José María se agacha detrás de las agujas de un árbol de hoja perenne y saca una trampa para insectos en forma de cono. Corta las tiras de plástico para abrirla, saca de un pellizco el caparazón arrugado de un escarabajo y lo inspecciona. “Uno de nuestros trabajos es comprobar el buen estado de todos los árboles. Ahora estamos teniendo problemas con los picudos rojos, un tipo de escarabajo de África. Se alimentan sólo de un tipo de palmera pero comen del interior y hacen mucho daño antes de volar a la siguiente. Si no podemos hacer cirugía, vamos a tener que cortar el árbol”. Se sacude la tierra de las manos y sigue hacia la siguiente zona de la Huerta, con el suéter lleno de copos de polen y corteza y hojas pegadas. Escudriña las ramas que trepan por las paredes, señalando las hojas marchitas, amarillas y moteadas, y dice, “Éstas están enfermas. A veces no les da lo suficiente el agua o el sol, o la tierra no está bien nutrida. Vamos a añadir fosfatos, potasio, nitrógeno y cosas así”.

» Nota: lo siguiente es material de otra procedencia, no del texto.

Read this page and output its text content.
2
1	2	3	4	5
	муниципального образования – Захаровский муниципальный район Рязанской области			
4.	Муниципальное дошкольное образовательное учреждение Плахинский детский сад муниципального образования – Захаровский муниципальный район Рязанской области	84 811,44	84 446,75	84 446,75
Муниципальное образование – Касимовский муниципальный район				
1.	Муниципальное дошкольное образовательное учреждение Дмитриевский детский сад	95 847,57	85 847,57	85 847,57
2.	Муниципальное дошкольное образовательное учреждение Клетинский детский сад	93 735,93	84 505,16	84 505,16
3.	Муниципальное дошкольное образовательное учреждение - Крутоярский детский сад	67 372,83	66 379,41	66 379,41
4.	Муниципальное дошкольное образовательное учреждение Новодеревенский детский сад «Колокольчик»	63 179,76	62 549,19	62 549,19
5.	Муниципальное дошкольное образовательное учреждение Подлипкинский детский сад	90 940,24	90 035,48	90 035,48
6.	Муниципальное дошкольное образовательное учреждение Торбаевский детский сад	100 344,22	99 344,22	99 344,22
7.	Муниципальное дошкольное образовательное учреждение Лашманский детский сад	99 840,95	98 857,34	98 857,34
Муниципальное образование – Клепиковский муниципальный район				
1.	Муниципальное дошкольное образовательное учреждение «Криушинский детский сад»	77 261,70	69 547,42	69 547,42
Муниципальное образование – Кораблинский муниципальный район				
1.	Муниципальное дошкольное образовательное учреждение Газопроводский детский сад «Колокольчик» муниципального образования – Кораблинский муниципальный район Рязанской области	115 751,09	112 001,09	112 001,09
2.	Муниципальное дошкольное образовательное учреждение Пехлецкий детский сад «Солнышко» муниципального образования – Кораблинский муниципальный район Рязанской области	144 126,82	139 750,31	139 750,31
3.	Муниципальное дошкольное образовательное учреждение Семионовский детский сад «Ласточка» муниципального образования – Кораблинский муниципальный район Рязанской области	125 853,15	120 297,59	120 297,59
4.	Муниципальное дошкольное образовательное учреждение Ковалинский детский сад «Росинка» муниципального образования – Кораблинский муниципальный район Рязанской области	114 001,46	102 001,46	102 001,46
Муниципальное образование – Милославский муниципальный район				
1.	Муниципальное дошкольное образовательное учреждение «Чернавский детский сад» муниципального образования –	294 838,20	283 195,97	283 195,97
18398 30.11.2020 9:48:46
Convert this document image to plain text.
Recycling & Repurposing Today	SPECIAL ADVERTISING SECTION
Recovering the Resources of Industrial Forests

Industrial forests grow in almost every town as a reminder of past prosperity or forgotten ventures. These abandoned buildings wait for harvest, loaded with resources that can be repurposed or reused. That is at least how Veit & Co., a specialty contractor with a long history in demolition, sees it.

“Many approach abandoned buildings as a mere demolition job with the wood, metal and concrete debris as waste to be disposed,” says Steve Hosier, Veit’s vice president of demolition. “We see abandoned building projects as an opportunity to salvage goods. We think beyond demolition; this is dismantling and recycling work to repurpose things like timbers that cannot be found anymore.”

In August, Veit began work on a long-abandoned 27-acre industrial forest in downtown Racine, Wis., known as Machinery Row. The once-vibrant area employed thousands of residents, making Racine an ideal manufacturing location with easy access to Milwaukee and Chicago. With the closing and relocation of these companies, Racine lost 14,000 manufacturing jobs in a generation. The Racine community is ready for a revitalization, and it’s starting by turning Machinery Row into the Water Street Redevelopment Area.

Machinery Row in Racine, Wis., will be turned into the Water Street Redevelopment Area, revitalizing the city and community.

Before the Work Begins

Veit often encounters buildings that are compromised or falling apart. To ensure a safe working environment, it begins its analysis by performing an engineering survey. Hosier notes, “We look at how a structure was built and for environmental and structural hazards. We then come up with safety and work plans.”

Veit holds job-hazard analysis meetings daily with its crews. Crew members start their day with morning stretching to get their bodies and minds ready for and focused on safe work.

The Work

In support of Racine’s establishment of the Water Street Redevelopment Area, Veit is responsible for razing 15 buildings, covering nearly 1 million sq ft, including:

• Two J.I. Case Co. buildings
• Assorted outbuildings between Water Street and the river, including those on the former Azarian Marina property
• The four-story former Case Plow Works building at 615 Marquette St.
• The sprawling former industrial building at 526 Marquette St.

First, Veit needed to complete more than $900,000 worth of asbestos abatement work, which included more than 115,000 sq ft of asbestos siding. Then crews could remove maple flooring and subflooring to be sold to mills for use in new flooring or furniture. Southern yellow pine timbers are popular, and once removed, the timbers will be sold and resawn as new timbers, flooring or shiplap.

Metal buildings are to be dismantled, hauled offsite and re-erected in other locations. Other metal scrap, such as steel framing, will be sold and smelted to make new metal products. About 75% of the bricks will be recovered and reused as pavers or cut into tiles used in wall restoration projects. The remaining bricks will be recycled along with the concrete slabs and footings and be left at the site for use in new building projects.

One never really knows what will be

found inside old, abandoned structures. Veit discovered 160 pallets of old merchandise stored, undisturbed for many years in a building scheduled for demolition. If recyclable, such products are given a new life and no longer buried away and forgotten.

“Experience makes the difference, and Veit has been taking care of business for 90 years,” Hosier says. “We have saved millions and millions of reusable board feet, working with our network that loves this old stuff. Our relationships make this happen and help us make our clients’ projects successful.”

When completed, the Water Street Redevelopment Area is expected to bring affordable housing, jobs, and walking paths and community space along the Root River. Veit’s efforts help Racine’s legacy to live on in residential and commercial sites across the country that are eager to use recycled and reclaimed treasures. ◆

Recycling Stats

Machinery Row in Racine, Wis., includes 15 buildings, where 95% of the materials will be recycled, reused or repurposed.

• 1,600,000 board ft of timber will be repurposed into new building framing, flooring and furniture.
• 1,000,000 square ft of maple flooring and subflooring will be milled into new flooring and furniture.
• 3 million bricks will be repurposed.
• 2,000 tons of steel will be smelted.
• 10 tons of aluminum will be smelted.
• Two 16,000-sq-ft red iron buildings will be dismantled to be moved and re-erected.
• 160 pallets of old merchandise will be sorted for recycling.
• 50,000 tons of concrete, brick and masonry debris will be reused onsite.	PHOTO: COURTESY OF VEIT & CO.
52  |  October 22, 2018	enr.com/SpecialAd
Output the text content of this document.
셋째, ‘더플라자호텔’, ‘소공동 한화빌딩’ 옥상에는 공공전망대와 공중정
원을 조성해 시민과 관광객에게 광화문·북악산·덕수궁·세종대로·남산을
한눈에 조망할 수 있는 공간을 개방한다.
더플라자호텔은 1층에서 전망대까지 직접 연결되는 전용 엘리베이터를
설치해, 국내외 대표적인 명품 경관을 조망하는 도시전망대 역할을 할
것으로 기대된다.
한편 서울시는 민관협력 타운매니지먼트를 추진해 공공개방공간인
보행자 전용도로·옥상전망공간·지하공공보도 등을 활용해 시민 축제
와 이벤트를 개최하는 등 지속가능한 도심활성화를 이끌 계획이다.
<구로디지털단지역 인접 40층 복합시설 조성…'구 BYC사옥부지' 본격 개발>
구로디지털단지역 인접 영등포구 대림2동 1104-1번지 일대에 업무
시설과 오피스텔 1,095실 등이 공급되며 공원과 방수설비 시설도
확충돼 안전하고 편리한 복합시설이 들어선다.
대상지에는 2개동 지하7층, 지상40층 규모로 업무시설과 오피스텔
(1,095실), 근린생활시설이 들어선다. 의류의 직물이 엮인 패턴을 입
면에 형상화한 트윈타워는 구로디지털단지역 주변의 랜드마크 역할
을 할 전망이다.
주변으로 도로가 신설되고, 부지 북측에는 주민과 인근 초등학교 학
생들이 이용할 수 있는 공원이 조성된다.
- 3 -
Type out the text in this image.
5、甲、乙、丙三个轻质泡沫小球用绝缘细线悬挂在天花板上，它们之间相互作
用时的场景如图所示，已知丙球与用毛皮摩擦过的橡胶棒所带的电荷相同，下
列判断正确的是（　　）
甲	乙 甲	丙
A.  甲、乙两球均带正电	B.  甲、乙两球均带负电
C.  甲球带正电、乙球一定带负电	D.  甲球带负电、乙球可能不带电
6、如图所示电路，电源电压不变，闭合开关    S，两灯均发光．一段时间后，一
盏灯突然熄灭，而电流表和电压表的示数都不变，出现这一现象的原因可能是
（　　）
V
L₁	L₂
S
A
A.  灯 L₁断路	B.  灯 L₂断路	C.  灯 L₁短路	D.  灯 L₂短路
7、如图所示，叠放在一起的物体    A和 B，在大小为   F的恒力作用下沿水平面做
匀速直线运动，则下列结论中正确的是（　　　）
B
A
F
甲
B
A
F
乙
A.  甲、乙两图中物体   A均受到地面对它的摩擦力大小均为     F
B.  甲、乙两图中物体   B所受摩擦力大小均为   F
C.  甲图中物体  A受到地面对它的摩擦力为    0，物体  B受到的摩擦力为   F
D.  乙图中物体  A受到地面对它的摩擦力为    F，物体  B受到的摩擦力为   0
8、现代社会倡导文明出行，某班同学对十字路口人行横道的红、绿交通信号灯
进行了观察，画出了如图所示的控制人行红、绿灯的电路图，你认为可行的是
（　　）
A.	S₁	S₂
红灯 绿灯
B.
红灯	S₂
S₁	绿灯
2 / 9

Continúa su camino por la tierra parda de la rosaleda. “La poda es el trabajo más peligroso de todos porque necesitamos andamios y soportes para subirnos ahí arriba. Es muy complejo y tenemos que estar pendientes de si se cae una rama para asegurarnos de que no le da a nadie. Pero trabajar el suelo también puede ser difícil”, añade rodeando una máquina con hélices de cuchillas. “Usamos esto para remover la tierra y dejar que entre el aire. Es difícil de manejar porque tenemos que tener cuidado para no dañar las plantas”.

José María es reservado y amable, y tiene mucho que compartir sobre su profesión. Está dedicado a su trabajo, lo disfruta y —lo que es más importante— la gente disfruta trabajando con él. Sonríe a la mujer que friega la entrada cuando ella agita el mocho regañándole afablemente por pisar el mármol recién fregado. Se ríe cuando Antonio menciona que José María “puede ser más joven en cuanto a experiencia, pero es igual de viejo que yo”. Le da una palmadita en la espalda a Loli Cárdenas cuando ella se para para charlar, apoyada en su pala. Él niega con la cabeza al ser fotografiado entre los árboles por un jardinero que pasa felicitándole por su primera comunión. Se trata de una broma porque muchas niñas se hacen las fotos aquí justo antes de recibir este sacramento de la Iglesia Católica.

“Vamos”, dice José María, cogiéndote del brazo. “¿Qué más quieres saber?”